与那国織
Yonaguni Ori
与那国織は、日本最西端の島・沖縄県与那国島で生産される手織り織物。独特の絣文様と島固有の染色技法が織りなす、琉球文化の息吹を伝える伝統工芸品。
歴史
与那国島における織物の歴史は古く、琉球王国時代から島の女性たちによって受け継がれてきた。島は古来より台湾や中国大陸との交易路に位置していたため、大陸や東南アジアの織物文化からも影響を受け、独自の意匠と技法が育まれた。薩摩藩の支配下に置かれた時代には、貢納布として琉球王府へ上納する織物の生産も課せられ、技術の高度化が促された。明治以降は近代化の波とともに一時生産が衰退したが、地域の工芸保存運動や国の伝統的工芸品指定を受けて復興が進み、現在は島内の織り手たちが伝統的な技法を守りながら生産を続けている。「ドゥタティ」と呼ばれる縞模様や「カガンヌブー」などの絣模様は、与那国織を象徴する意匠として知られる。
素材
与那国織の主要素材は絹糸および綿糸で、かつては島内で栽培された植物由来の繊維も用いられていた。染色には島に自生する植物染料が伝統的に使われており、福木(フクギ)やテカチ(八重山藍)などの植物から抽出した天然染料が色彩を生み出す。
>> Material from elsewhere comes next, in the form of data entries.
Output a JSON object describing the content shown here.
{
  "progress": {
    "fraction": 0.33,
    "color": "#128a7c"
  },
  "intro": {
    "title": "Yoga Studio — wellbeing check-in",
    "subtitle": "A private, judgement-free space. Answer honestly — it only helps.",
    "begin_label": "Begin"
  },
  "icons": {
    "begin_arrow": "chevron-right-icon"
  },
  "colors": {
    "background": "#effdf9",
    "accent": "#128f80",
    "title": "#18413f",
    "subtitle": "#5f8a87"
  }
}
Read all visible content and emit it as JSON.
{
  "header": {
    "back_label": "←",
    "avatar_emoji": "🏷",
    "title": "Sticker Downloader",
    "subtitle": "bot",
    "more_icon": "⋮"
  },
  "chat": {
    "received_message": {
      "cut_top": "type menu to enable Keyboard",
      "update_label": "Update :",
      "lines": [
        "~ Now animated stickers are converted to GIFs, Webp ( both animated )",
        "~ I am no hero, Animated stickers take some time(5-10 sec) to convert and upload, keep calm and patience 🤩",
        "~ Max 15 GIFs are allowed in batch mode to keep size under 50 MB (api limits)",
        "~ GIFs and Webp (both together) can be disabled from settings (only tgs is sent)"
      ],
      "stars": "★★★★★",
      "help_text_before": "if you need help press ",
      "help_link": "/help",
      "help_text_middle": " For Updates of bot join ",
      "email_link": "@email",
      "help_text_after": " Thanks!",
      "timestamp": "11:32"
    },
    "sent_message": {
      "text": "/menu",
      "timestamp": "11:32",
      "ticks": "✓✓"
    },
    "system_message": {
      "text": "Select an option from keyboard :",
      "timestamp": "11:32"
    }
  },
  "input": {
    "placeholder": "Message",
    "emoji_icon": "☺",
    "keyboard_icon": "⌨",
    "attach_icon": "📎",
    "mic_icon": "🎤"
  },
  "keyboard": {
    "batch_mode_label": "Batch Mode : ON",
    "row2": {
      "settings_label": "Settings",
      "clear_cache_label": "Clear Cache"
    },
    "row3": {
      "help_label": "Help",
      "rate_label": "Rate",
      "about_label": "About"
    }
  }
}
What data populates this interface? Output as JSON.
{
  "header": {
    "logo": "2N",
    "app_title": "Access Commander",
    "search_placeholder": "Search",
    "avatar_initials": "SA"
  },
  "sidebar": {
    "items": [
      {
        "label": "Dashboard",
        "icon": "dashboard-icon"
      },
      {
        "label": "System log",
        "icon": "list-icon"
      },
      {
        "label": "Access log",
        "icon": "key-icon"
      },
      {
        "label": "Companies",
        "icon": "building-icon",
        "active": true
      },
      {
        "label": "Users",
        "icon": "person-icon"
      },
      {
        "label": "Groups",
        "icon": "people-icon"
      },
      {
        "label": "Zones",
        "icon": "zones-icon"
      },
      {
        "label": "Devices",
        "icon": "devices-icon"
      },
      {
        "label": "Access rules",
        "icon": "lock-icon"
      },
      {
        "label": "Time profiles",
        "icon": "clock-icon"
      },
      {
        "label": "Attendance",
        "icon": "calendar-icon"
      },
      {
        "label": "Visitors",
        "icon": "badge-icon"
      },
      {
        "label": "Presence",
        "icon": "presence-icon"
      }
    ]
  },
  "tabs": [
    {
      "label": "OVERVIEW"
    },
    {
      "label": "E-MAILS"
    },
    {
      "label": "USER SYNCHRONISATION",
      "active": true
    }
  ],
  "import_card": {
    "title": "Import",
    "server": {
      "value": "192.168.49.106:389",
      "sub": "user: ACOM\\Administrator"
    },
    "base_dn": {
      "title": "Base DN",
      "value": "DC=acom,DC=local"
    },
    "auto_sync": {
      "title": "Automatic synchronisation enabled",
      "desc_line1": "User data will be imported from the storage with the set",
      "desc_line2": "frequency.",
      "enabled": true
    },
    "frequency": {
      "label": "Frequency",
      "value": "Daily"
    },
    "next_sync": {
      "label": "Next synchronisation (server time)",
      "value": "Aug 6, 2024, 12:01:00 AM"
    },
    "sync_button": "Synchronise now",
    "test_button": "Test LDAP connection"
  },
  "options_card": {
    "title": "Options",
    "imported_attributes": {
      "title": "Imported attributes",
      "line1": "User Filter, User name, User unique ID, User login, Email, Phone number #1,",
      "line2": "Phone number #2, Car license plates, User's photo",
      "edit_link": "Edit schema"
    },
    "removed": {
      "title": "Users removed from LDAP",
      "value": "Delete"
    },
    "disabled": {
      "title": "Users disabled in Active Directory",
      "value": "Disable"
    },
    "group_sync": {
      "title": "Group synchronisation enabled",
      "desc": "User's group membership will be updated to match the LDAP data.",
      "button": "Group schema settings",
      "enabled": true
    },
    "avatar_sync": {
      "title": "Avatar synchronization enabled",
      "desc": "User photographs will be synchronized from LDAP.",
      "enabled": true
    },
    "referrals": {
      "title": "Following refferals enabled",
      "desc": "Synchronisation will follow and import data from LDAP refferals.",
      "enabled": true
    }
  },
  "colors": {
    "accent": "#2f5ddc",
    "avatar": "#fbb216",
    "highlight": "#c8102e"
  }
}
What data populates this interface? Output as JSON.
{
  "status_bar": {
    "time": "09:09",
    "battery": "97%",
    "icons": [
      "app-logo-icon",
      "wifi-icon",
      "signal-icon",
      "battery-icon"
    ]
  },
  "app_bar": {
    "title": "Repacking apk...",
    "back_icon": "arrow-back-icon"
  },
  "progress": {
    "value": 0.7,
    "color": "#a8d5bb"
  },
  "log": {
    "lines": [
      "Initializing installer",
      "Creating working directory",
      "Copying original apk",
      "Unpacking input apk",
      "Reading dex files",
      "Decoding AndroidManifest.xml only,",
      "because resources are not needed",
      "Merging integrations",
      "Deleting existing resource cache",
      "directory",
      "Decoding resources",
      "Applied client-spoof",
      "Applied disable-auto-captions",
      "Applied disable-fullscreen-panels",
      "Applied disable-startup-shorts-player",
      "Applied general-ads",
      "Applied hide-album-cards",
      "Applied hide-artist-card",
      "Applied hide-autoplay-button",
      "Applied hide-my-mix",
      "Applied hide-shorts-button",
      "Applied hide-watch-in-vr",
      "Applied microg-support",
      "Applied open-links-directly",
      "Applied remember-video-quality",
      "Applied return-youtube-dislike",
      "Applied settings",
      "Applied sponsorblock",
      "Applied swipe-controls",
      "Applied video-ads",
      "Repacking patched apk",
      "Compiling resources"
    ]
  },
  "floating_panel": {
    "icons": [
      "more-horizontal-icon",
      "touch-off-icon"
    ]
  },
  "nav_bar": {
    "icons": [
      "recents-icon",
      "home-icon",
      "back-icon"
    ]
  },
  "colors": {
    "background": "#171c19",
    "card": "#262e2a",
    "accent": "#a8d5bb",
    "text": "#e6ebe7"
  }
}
これらの植物染料は、気候や土壌の影響を受けた独特の色合いを持ち、化学染料では再現しにくい深みと風合いを布地に与える。現在は絹糸が主流で、その光沢と手触りが与那国織の上品な質感を支えている。
技法
与那国織は、手織り機(地機または高機)を用いた手織りで制作される。最大の特徴は絣(かすり)技法で、糸を織る前にあらかじめ染め分けることで、織り上がった布面に模様を浮かび上がらせる。島独自の絣文様には「カガンヌブー(かがり星)」や「ドゥタティ(縞)」などがあり、幾何学的な意匠が並ぶ。経糸と緯糸の絣を正確に合わせる作業は高度な技術を要し、熟練の織り手でなければ美しい柄を表現できない。また、花織(はなおり)と呼ばれる浮き織り技法も用いられ、立体感のある装飾模様を生み出す。これらの技法は口承と実地指導によって継承されてきた。
風土と工芸
与那国島は亜熱帯性気候に属し、年間を通じて温暖・高湿な環境が、植物染料の原料となる福木や八重山藍の生育を支えている。また、強い季節風(カーチバイ)は島の風土を特徴づけ、織物文化の閉じた独自性を育む一因となった。